Shortly after I wrote my last post on Topps Bunt, I swapped my Paul Goldschmidt auto for this Corey Seager Jumbo Patch (again, very plain, despite the digital format that allows Topps to maybe throw in some color). In hindsight, I probably could have extracted more value from the Goldy auto, being that autos are more valuable than relics despite the card count, but I'm happy with the swap.

At the end of the day, I've found this app to be quite addicting, good fun, and a welcome alternative to traditional card collecting. I'll most likely continue to use the app daily, at least until real cards are once again a reality.

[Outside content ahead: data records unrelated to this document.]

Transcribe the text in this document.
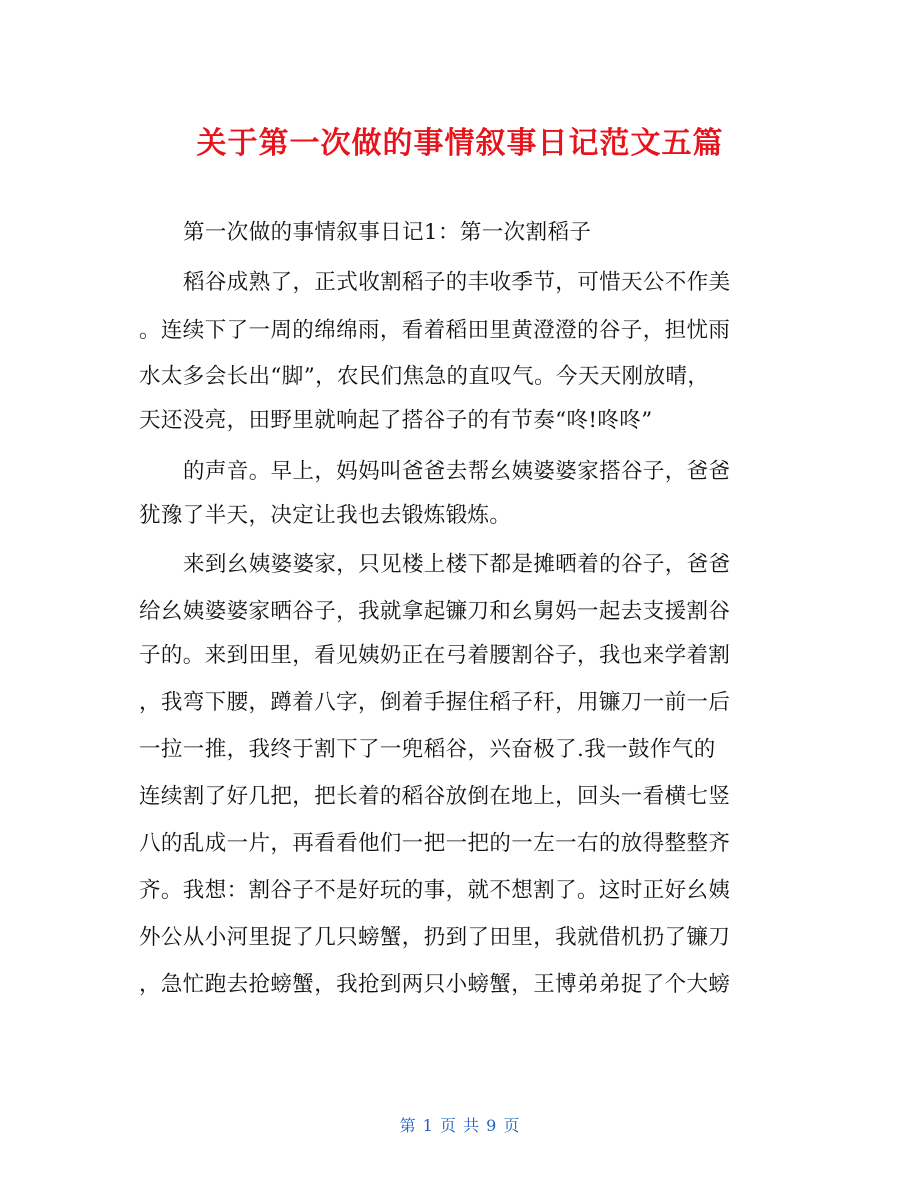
关于第一次做的事情叙事日记范文五篇
第一次做的事情叙事日记1：第一次割稻子
稻谷成熟了，正式收割稻子的丰收季节，可惜天公不作美
。连续下了一周的绵绵雨，看着稻田里黄澄澄的谷子，担忧雨
水太多会长出“脚”，农民们焦急的直叹气。今天天刚放晴，
天还没亮，田野里就响起了搭谷子的有节奏“咚!咚咚”
的声音。早上，妈妈叫爸爸去帮幺姨婆婆家搭谷子，爸爸
犹豫了半天，决定让我也去锻炼锻炼。
来到幺姨婆婆家，只见楼上楼下都是摊晒着的谷子，爸爸
给幺姨婆婆家晒谷子，我就拿起镰刀和幺舅妈一起去支援割谷
子的。来到田里，看见姨奶正在弓着腰割谷子，我也来学着割
，我弯下腰，蹲着八字，倒着手握住稻子秆，用镰刀一前一后
一拉一推，我终于割下了一兜稻谷，兴奋极了.我一鼓作气的
连续割了好几把，把长着的稻谷放倒在地上，回头一看横七竖
八的乱成一片，再看看他们一把一把的一左一右的放得整整齐
齐。我想：割谷子不是好玩的事，就不想割了。这时正好幺姨
外公从小河里捉了几只螃蟹，扔到了田里，我就借机扔了镰刀
，急忙跑去抢螃蟹，我抢到两只小螃蟹，王博弟弟捉了个大螃
第 1 页 共 9 页
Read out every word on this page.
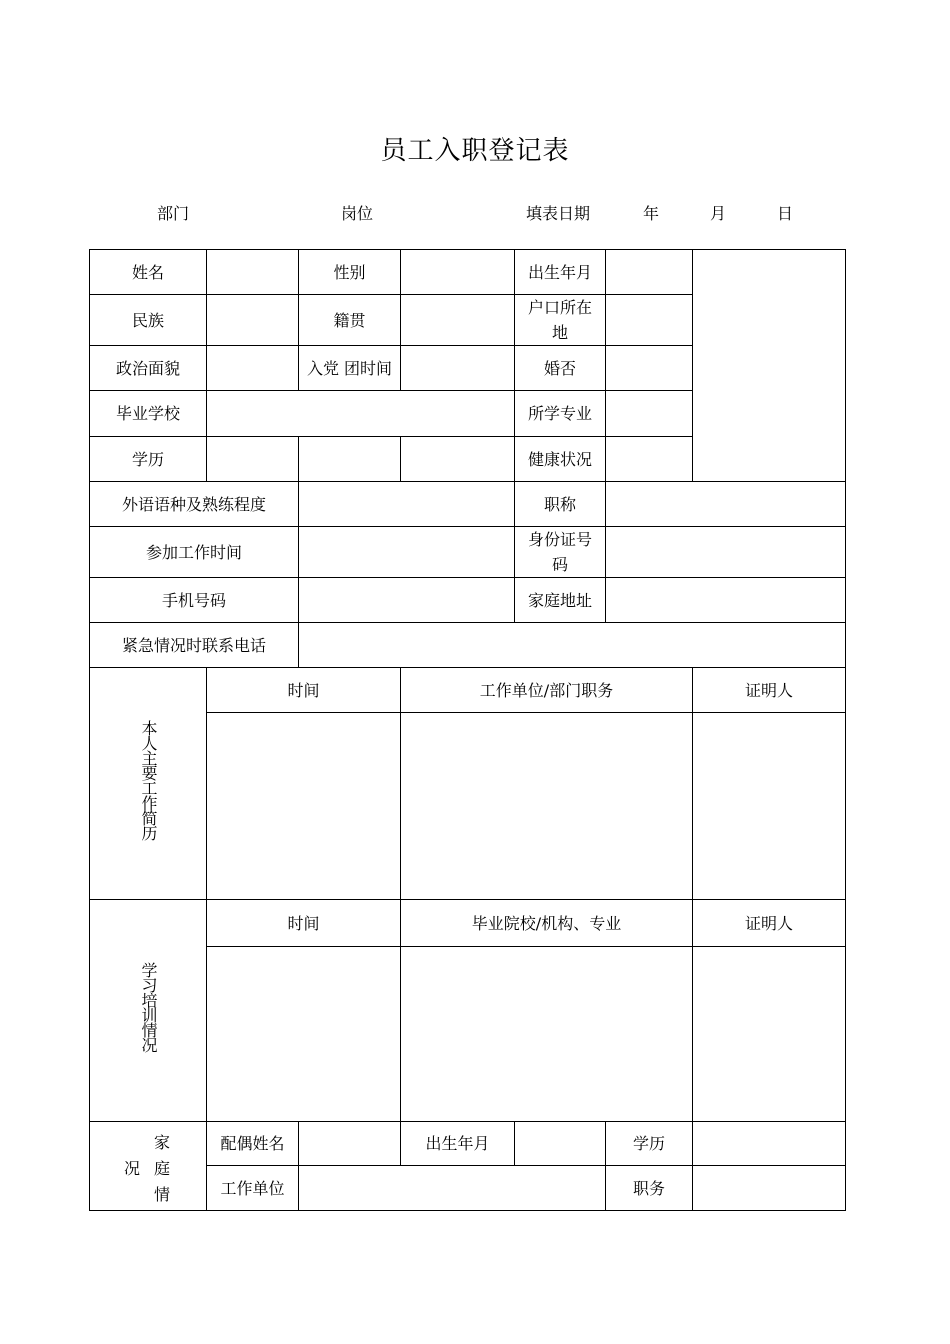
员工入职登记表
部门	岗位	填表日期	年	月	日
姓名		性别		出生年月		
民族		籍贯		户口所在地		
政治面貌		入党 团时间		婚否		
毕业学校				所学专业		
学历				健康状况		
外语语种及熟练程度				职称		
参加工作时间				身份证号码		
手机号码				家庭地址		
紧急情况时联系电话						
本人主要工作简历	时间		工作单位/部门职务			证明人

学习培训情况	时间		毕业院校/机构、专业			证明人

家
况 庭
情	配偶姓名		出生年月		学历	
	工作单位				职务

Bunt Username: ChavezRavinin

Tuesday, August 8, 2017

The One Where I Pull A Corey Seager Auto...Redemption

I've long spoken about friendships on this blog, whether they have been virtual (Nick at Dime Boxes or William at Foul Bunt), virtual turned real (Matthew at Dodger Penguin or Greg at Plaschke, Thy Sweater is Argyle), or just plain real (my buddy Dikran, for instance). Card collecting is a wonderfully fun hobby, but it seems like collecting with friends makes it even better. Dikran and I have been collecting together for a few years now, and before I head off to New York in a few weeks, we thought it would be fun to go out and bust a couple of packs one final time.

And man. It was worth it.

After browsing the rather messy card aisle at Target, we walked away with a couple of hangar packs of one of my favorite products, Stadium Club.

Stadium club is well-known for its great photos and full-bleed design (though flagship has gone that way in recent years), and the quality of the cards makes a pack well worth the $5.99 price tag for 12 cards. SC differs from most other Topps products in that it is filled with non-action games shots, much like the Strasburg above. I love when the dugout serves as the backdrop for a card.

Of course, SC also features some past players, much like Dave Winfield here. I totally dig Winfield's pose, and everyone's gotta love those old-school brown and yellow Padres' unis. Here's to hoping Gavin at Baseball Card Breakdown can successfully convince the Padres management to bring them back full-time.

I've been out of the card game for too long, and I cannot remember which blogger has a subset for 'desert cards,' but I certainly think this Adam Jones black parallel fits the bill. 

Inserts are also seeded every few packs this year, and I managed to score a pair of pitchers trending in different directions. Verlander, arguably the best pitcher in baseball a number of years ago, has been losing steam as he enters his mid-thirties; the back of the card points back to a pair of scoreless starts he had in 2007. On the other hand, Julio Urias, the 20 year-old Phenom, appears to be on the rise. That is, until the injury bug hit, wiping out the remainder of this season and possible all of next year as well. Here's to hoping his incredible talent makes some headlines soon.

Two cards into my pack I uncovered this gorgeous Beltre, the newest member of the 3000 hit club. Too bad the Dodgers let him walk after the 2004 season. #CrossingMyFingersForAnOffseasonTrade

The best card of the pack, however, goes to a slice of cardboard that isn't really a card at all: a Corey Seager Black Foil Autograph. 

These are numbered to just 25 copies, so its seems like the baseball gods were on my side after this purchase. I think this is just the second autograph we've ever pulled from a retail pack (I cannot remember the first), and it's definitely an exciting way to end my card collecting in California. 

Dikran is holding on to this bad boy until Topps sends in the real card, though we still haven't decided who is gonna keep the card after it arrives. I suggested we can share the card, with me keeping it on Sundays, Tuesdays, Thursdays, and Saturdays a la Bart Simpson's idea in "Three Men and a Comic Book", but Dikran didn't seem too enthused. Regardless, it's a hell of a pull, and a fun way to close out our random retail splurges. 

Though I've taken my collection digital in the recent weeks, there's nothing like busting open some real packs. Perhaps that Corey Seager auto was a reminder that I can't fully give up the real stuff.